23 abr, 2021
O Tribunal Constitucional da Alemanha deu “luz verde” à bazuca europeia. Não foi uma decisão inesperada, mas foi mais rápida do que se contava. Uma excelente notícia para Portugal e para a UE. Recorde-se que estava sobretudo em jogo o financiamento dessa bazuca: emissão de títulos pela Comissão Europeia, algo que se aproxima da comunitarização da dívida pública. As emissões já realizadas mostram uma boa aceitação desses títulos pelos mercados. A pandemia não trouxe apenas inconvenientes e dramas...
Da Alemanha também vieram indicações políticas. A sucessão de Merkel dividiu os democratas-cristãos. A CDU-CSU escolheu como futuro candidato a chanceler (primeiro-ministro) um político próximo de Merkel, mas com fraco carisma, Amin Laschet. Na corrida estava também o líder do partido democrata-cristão da Baviera (CSU), Markus Soeder, situado um pouco mais à direita da linha centrista que Merkel seguiu.
Mas quem nesta altura vai à frente nas sondagens para as eleições gerais de setembro na RFA é o partido dos Verdes. Este partido já teve, há vinte anos, um ministro dos Negócios Estrangeiros muito popular (mas não populista) e altamente apreciado na UE: Joschka Fischer, vice-chanceler do socialista Gerhard Schroeder. Agora, em segundo lugar nas sondagens aparece a CDU-CSU, relegando para terceiro os socialistas.
Os dirigentes dos Verdes são gente nova e europeísta (como era J. Fischer). O candidato dos Verdes para suceder a Merkel como chanceler (primeiro-ministro) é uma mulher de 31 anos, Annalena Baerbock.
Contrariamente à posição de Merkel, os Verdes alemães estão contra o gasoduto Nord Stream 2, diretamente da Rússia para o norte da Alemanha, um ponto de fricção com vários parceiros da UE e com os EUA, pela maior dependência de Putin que esse gasoduto significa. E encontra-se numa fase difícil e perigosa o relacionamento da UE e dos EUA com a Rússia de Putin. Dezenas de milhares de militares russos, fortemente equipados, foram deslocados para a fronteira Leste da Ucrânia.

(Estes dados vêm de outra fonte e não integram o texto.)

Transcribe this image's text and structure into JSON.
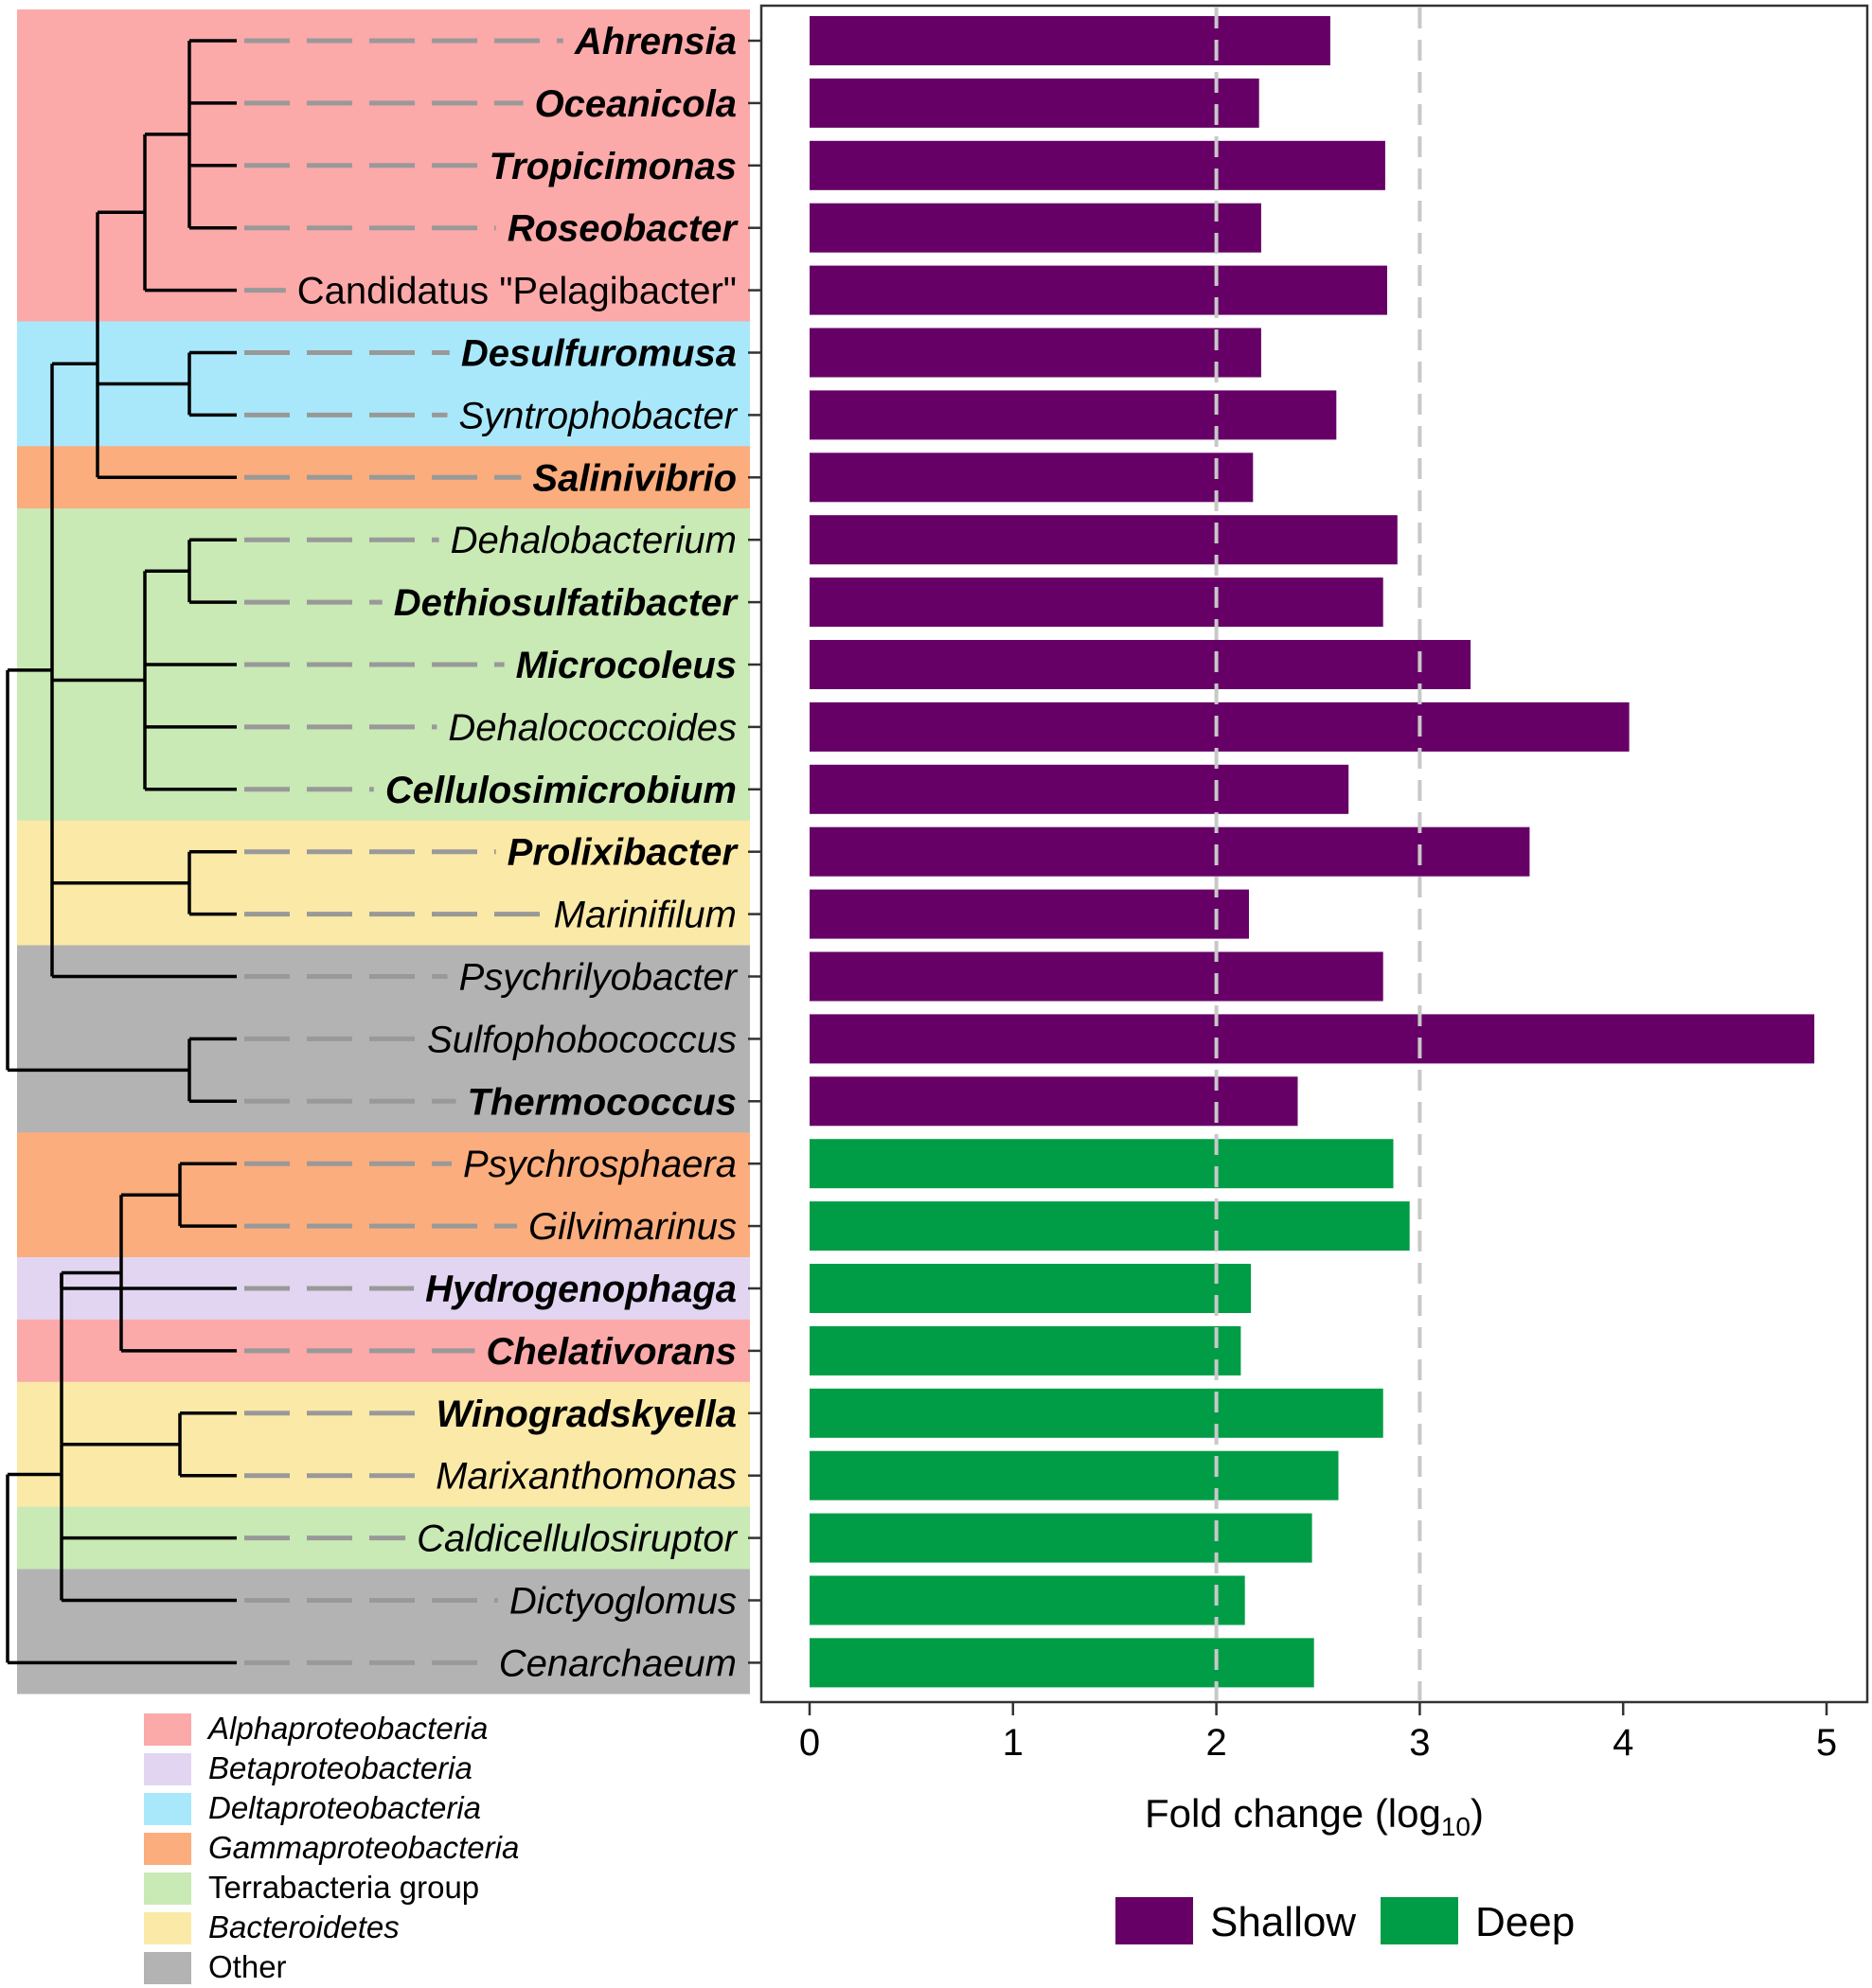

Para Portugal é importante começar quanto antes a receber os fundos europeus. Não é um acaso termos sido o primeiro país da UE a apresentar em Bruxelas o Plano de Recuperação e Resiliência. A crise económica e social desencadeada pela pandemia no nosso país é de difícil e lenta recuperação, porque a nossa dívida pública é muito alta e porque os bons resultados nas contas externas dos anos anteriores à pandemia ficaram a dever-se em grande parte ao turismo estrangeiro, que agora desceu para quase zero. Ora estão a acentuar-se os grandes “buracos” financeiros que vão absorver muito dinheiro dos contribuintes: TAP (1.320 milhões de euros de prejuízos no quarto trimestre de 2020, o maior prejuízo de sempre), Novo Banco, falências de inúmeras empresas após terminadas as moratórias, etc.
Felizmente que uma intervenção do Presidente da República, reclamando a criminalização do enriquecimento ilícito, problema que já se discute há muitos anos sem que se avance para medidas concretas, eficazes e constitucionais, veio desbloquear este impasse. Agora todos, incluindo o PS, dizem querer legislar a sério sobre o assunto.
Para esta viragem muito contribuiu uma proposta da Associação Sindical dos Juízes Portugueses, considerando necessária uma alteração da lei do exercício de funções por titulares de cargos políticos e altos cargos públicos, publicada em julho de 2019. A alteração visa a que o crime de ocultação de riqueza seja efetivamente investigado e punido. A proposta rejeita até a designação de “enriquecimento ilícito” ou “enriquecimento injustificado”, já que estes remetem para “normas inconstitucionais”.
A verdade é que muitas propostas anteriores, vindas nomeadamente de advogados, também excluíam inconstitucionalidades. Mas os partidos, nomeadamente o PS, não se interessaram em pegar nessas sugestões. Agora, porém, não conseguiram alhear-se do assunto. Mais vale tarde do que nunca. É provável que o trauma causado pela decisão instrutória do juiz Ivo Rosa, na sequência da “Operação Marquês”, também tenha influenciado este súbito interesse político-partidário quanto ao enriquecimento ilícito.